Turn assessments into assets

This month we talk about the beginning of the brownfield revitalization process, and take a fresh look at Phase I and II, but with an interesting twist. Remember, our main focus throughout this first series of columns is how managers and consultants can turn brownfield cost centers into cash cows.

Why Phase I and IIs?

As you know, the first step for any brownfield developer is to perform a Phase I environmental site assessment. The U.S. Conference of Mayors concluded that the lack of site assessment is the second highest impediment to brownfield redevelopment. A thorough Phase I investigation helps the environmental professional design the scope of the Phase II site assessment. It can also provide buyers, sellers, lenders and others with enough information to decide whether and how to proceed.
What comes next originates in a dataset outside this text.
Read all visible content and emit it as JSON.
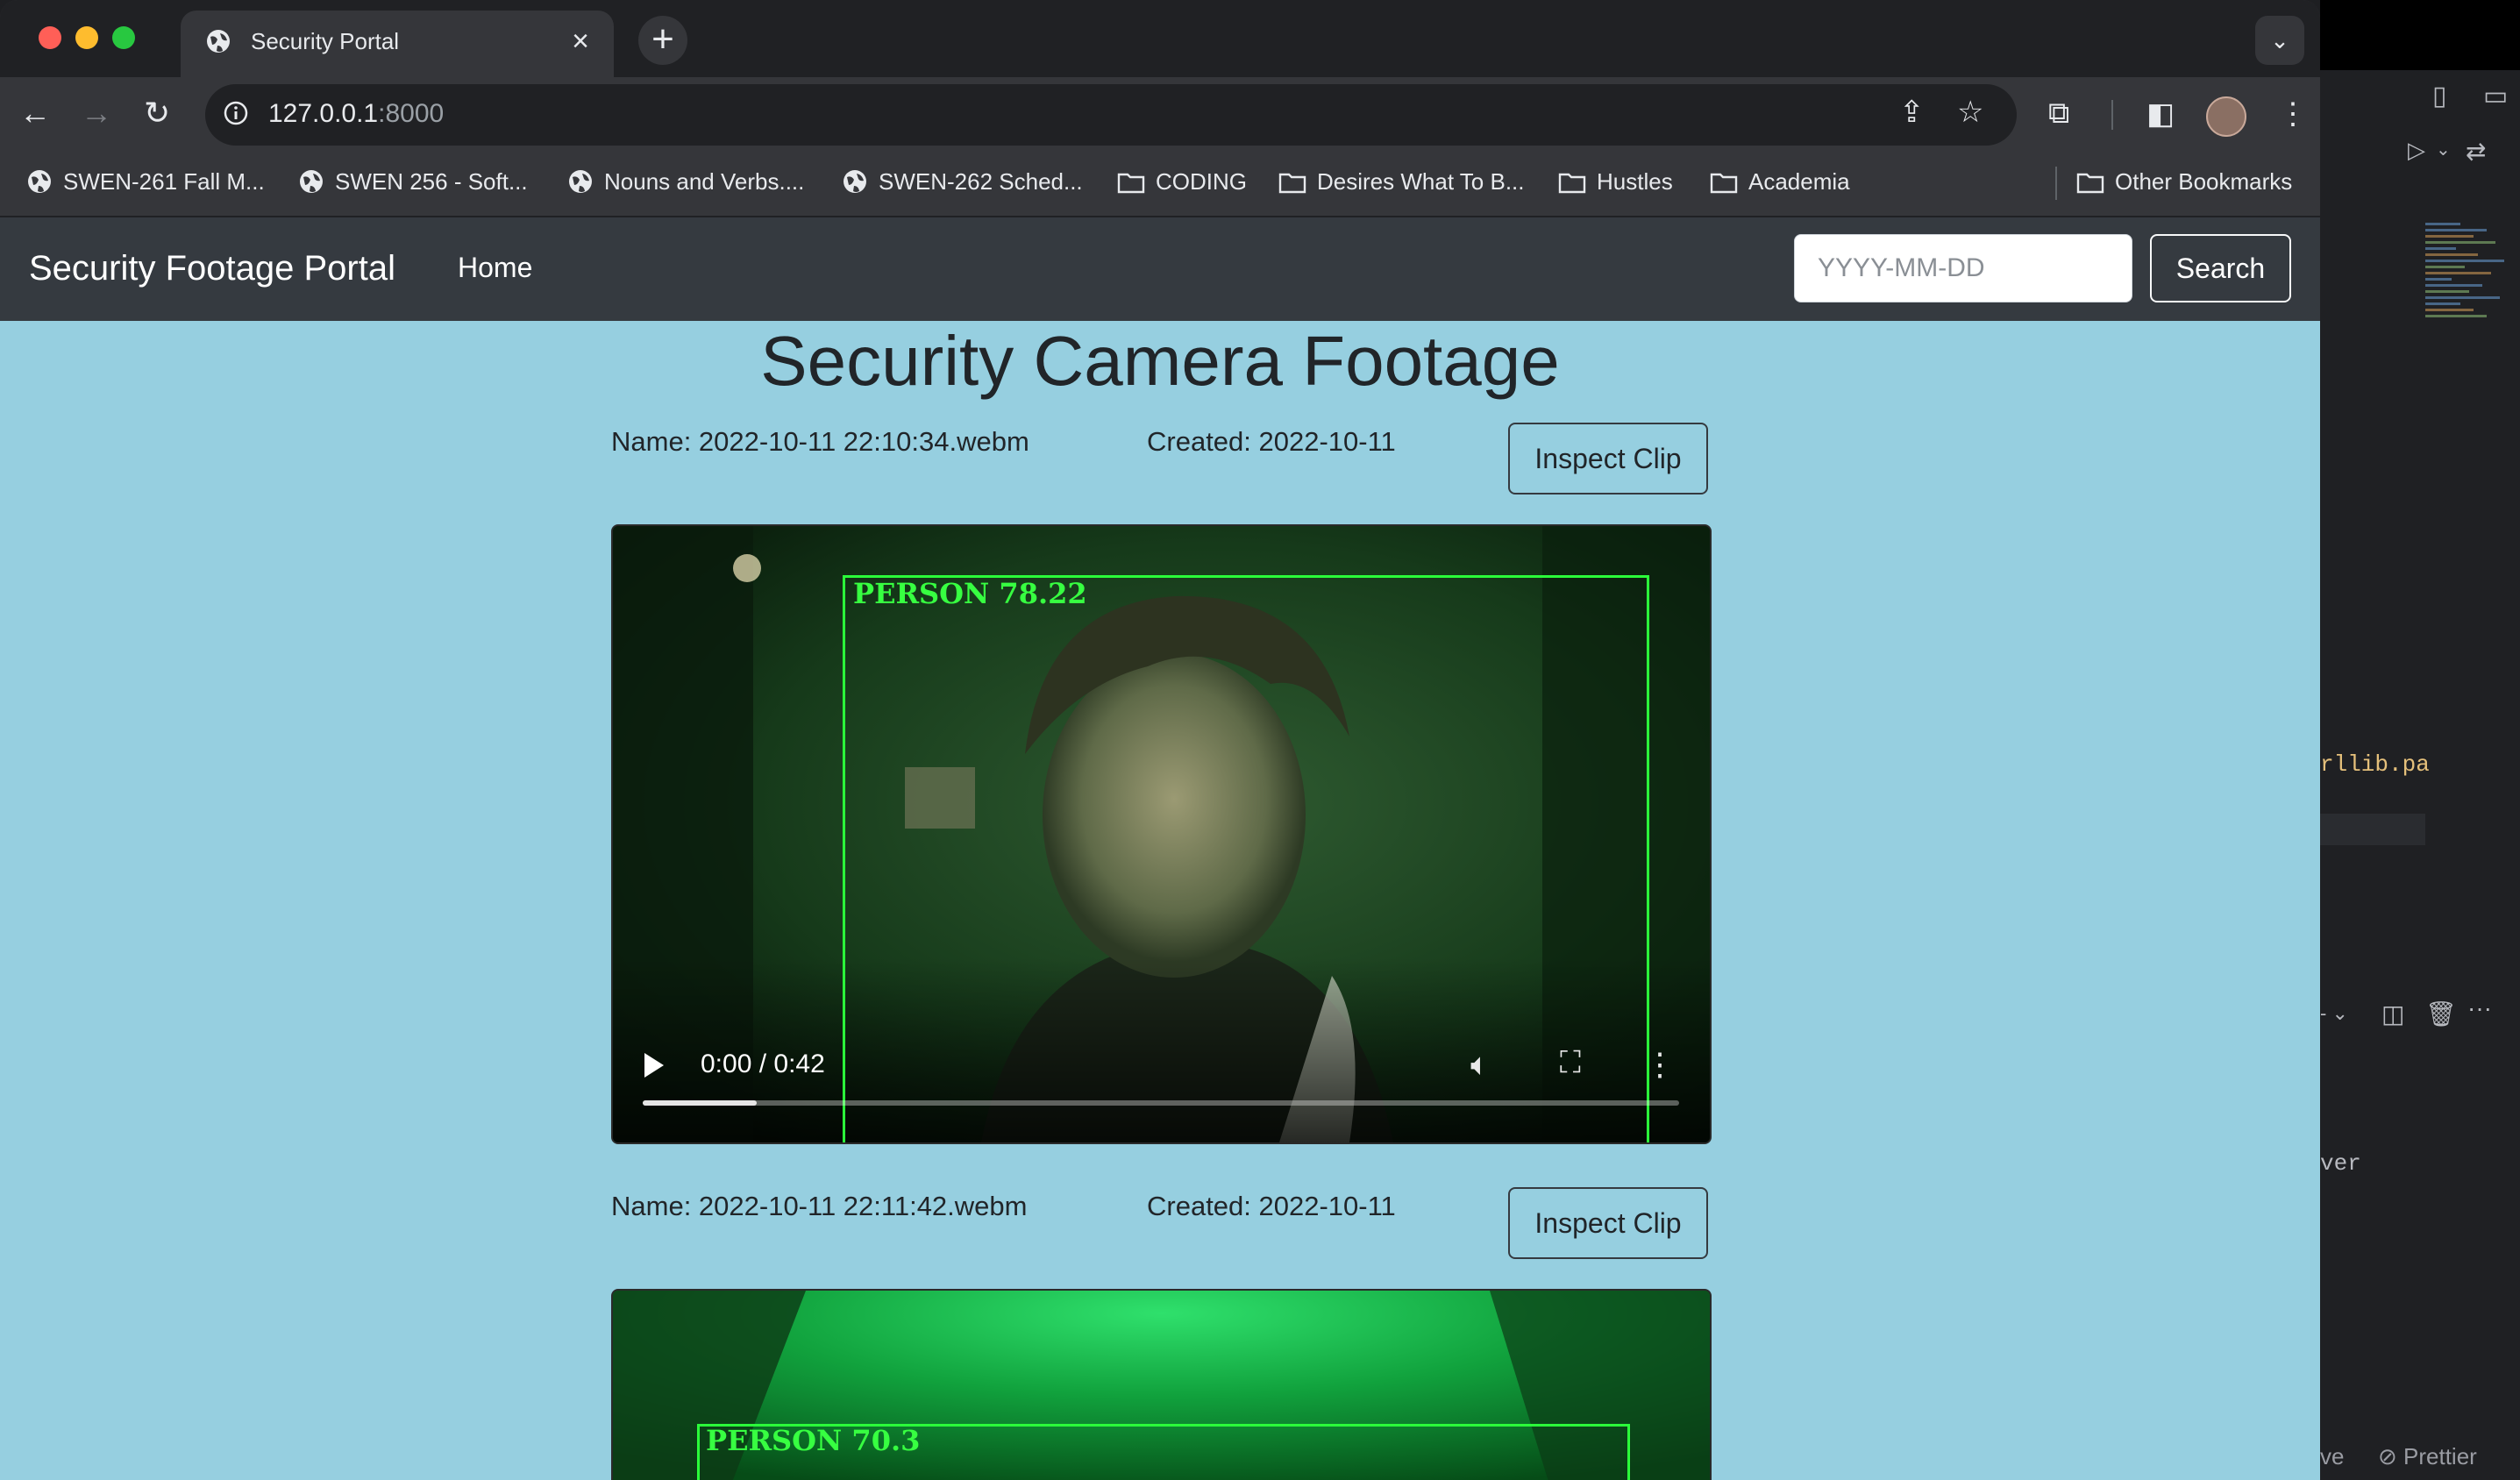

A competent site assessment can return 10, 20 or even 50 times its cost to a brownfield developer.

A good site assessment can help a brownfield developer

  • Obtain financing from public and private sources;
  • Secure tax abatements;
  • Reduce the purchase price;
  • Craft risk management tools, such as prospective purchaser agreements;
  • Negotiate cleanup standards with regulators;
  • Make land use decisions; and
  • Obtain other benefits.

Today, some environmental consulting firms trade their services for equity in the property being cleaned up. Site assessments should provide these firms with enough information to decide whether, and on what terms, a work for equity swap is desirable.

Teams rely on site assessments

Brownfield redevelopment is a multidisciplinary effort, involving professionals from the environmental, banking, insurance, real estate, appraisal, tax, legal and other fields. None of these people can do their jobs without a site assessment. For example, buyers will not enter into a binding agreement of purchase and sale without a site assessment. A lawyer cannot craft the most helpful contractual language without understanding what environmental risks his or her client is confronting. With a site assessment, however, a lawyer can negotiate an appropriate reduction in the purchase price of tainted property. Bringing the purchase price down to an appropriate level frees up money to clean-up the property. This type of reduction can be as much as hundreds of thousands, or even millions, of dollars.

Lenders are another part of the team that cannot fulfill their role without an adequate environmental site assessment. The reason for this is simple: Lenders will not provide funding until they know the true market value of a property. A property's true market value can only be estimated after its environmental condition has been identified and factored into an appraisal. Only then can a lender determine whether it feels comfortable with a property's environmental condition, and what level of debt is safely secured by the underlying real estate.

Property tax professionals also often have a place on brownfield teams. This type of tax expert uses assessments to ensure that the property taxes accurately reflect the site's condition. Savings from tax appeals can be substantial. As you can see, the assessment must meet the needs of each team member.

People and news

As part of our discussion of Phase I and II site assessments, we spoke with John Bachner, executive vice president of Professional Firms Practicing in the Geosciences (ASFE), an association whose mission is to help member firms succeed in a rapidly changing business climate. John said that ASFE is adamant that a caveat be included in various American Society for Testing and Materials (ASTM) standards that warns readers the standard should not be applied without the benefit of professional judgment. This point is well taken.

The ASTM environmental site assessment standards are useful, but they are only one instrument you should carry in your toolbox. There is no single, right way to do a Phase I or Phase II investigation. ASFE wants to preserve the freedom of environmental professionals to tailor investigations to the client, site and other factors not subject to standardization. Similarly, environmental managers and consultants should tailor assessments to meet the needs of their clients, as well as other team members. If you do this, the assessment will be worth many times more than it cost.

Lessons learned

  • Site assessments are the first step toward the redevelopment of brownfield sites.
  • Site assessments should be customized to meet the needs of the owner, as well as other team members. Environmental managers and consultants can supervise or perform more effective assessments by learning about the real estate, financial and business concerns of other team members. Team members should consult with one another at the beginning of the process, before the scope of the site investigations has been established.
  • A good site assessment is integral to the successful completion of many important functions, such as blending public and private financing and limiting liability.